Once you have identified what those quick wins are, you can use them to your advantage. The next time you step into your quilting studio, instead of feeling like you have too many projects to work on and you’re not sure where to start, look at your list and select a “quick win”. “I’ve got two hours, what is on my list that I could do that would make me feel accomplished?”. Select one of them and get sewing! I promise you, getting a project completed and crossed off the project list feels SO GOOD! The one exception to the quick win rule is if you’re working with deadlines. Then, obviously, those must come first.

3. Once you get all the quick wins completed, look at your list again and determine what is closest to being finished next? Maybe you need to baste and quilt a top, or maybe you need to buy a backing to get the next project moving forward. I’ve found that by ignoring projects that were just cut or in the ‘sew blocks’ phase, and concentrating a lot of my efforts on the projects closest to completion, I’ve felt such a greater sense of accomplishment. And then I work on the list, going backwards from nearest to completion to farthest, because every time I can check a project off my list, the list looks much, much easier to manage, and working on what is left is suddenly more fun.

I recently took to Instagram to document binding four quilts in one night. These quilts had been hanging around my quilting studio, some of them for months, just waiting for binding. Binding!
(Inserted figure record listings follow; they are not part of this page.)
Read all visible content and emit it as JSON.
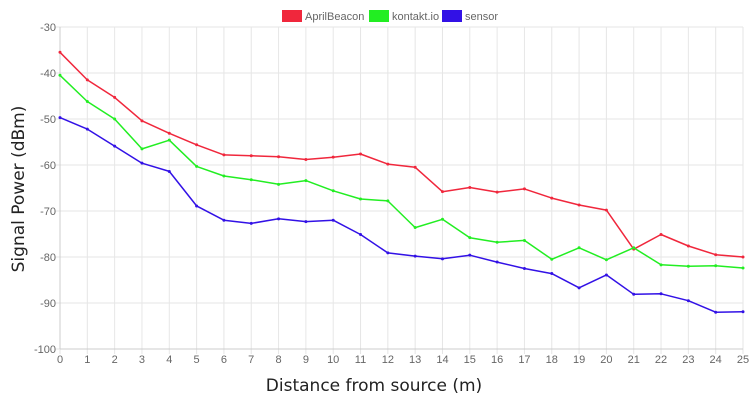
{
  "chart_data": {
    "type": "line",
    "xlabel": "Distance from source (m)",
    "ylabel": "Signal Power (dBm)",
    "ylim": [
      -100,
      -30
    ],
    "yticks": [
      -30,
      -40,
      -50,
      -60,
      -70,
      -80,
      -90,
      -100
    ],
    "x": [
      0,
      1,
      2,
      3,
      4,
      5,
      6,
      7,
      8,
      9,
      10,
      11,
      12,
      13,
      14,
      15,
      16,
      17,
      18,
      19,
      20,
      21,
      22,
      23,
      24,
      25
    ],
    "grid": true,
    "legend_position": "top-center",
    "series": [
      {
        "name": "AprilBeacon",
        "color": "#f0273c",
        "values": [
          -35.5,
          -41.5,
          -45.3,
          -50.4,
          -53.1,
          -55.6,
          -57.8,
          -58.0,
          -58.2,
          -58.8,
          -58.3,
          -57.6,
          -59.8,
          -60.5,
          -65.8,
          -64.9,
          -65.9,
          -65.2,
          -67.2,
          -68.7,
          -69.8,
          -78.3,
          -75.1,
          -77.6,
          -79.5,
          -80.0
        ]
      },
      {
        "name": "kontakt.io",
        "color": "#22ee22",
        "values": [
          -40.5,
          -46.2,
          -50.0,
          -56.5,
          -54.6,
          -60.3,
          -62.4,
          -63.2,
          -64.2,
          -63.4,
          -65.6,
          -67.4,
          -67.8,
          -73.6,
          -71.8,
          -75.8,
          -76.8,
          -76.4,
          -80.5,
          -78.0,
          -80.6,
          -78.0,
          -81.7,
          -82.0,
          -81.9,
          -82.4
        ]
      },
      {
        "name": "sensor",
        "color": "#3211e6",
        "values": [
          -49.7,
          -52.2,
          -55.9,
          -59.6,
          -61.4,
          -68.9,
          -72.0,
          -72.7,
          -71.7,
          -72.3,
          -72.0,
          -75.1,
          -79.1,
          -79.8,
          -80.4,
          -79.6,
          -81.1,
          -82.5,
          -83.6,
          -86.7,
          -83.9,
          -88.1,
          -88.0,
          -89.5,
          -92.0,
          -91.9
        ]
      }
    ]
  }
}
Oh, how we sometimes procrastinate. I decided to tackle these, so I went to a couple local quilt shops that night and grabbed the bindings I needed, came back home, and got to work at about 7:30pm. It was a long night of quilting, but 4.5 hours later, I had four finished quilts! It felt good to get these done, not to stare at them every time I walked into my quilting studio and think “UGH. RIGHT. These need binding”.

My current WIP list is 17 quilts long, so I’ve set myself on a freeze. No new projects, no buying of new fabrics, no matter how lovely they look. My goal is to whittle the list to below 10 projects before I tackle anything new. It is unrealistic to think that I would get them all done and have no WIP list at all before I start something new, so hopefully trying to get 7 of the projects done and off my list is doable motivation for me. Three of the projects on my list just need binding. I seem to get stuck at that last step, huh?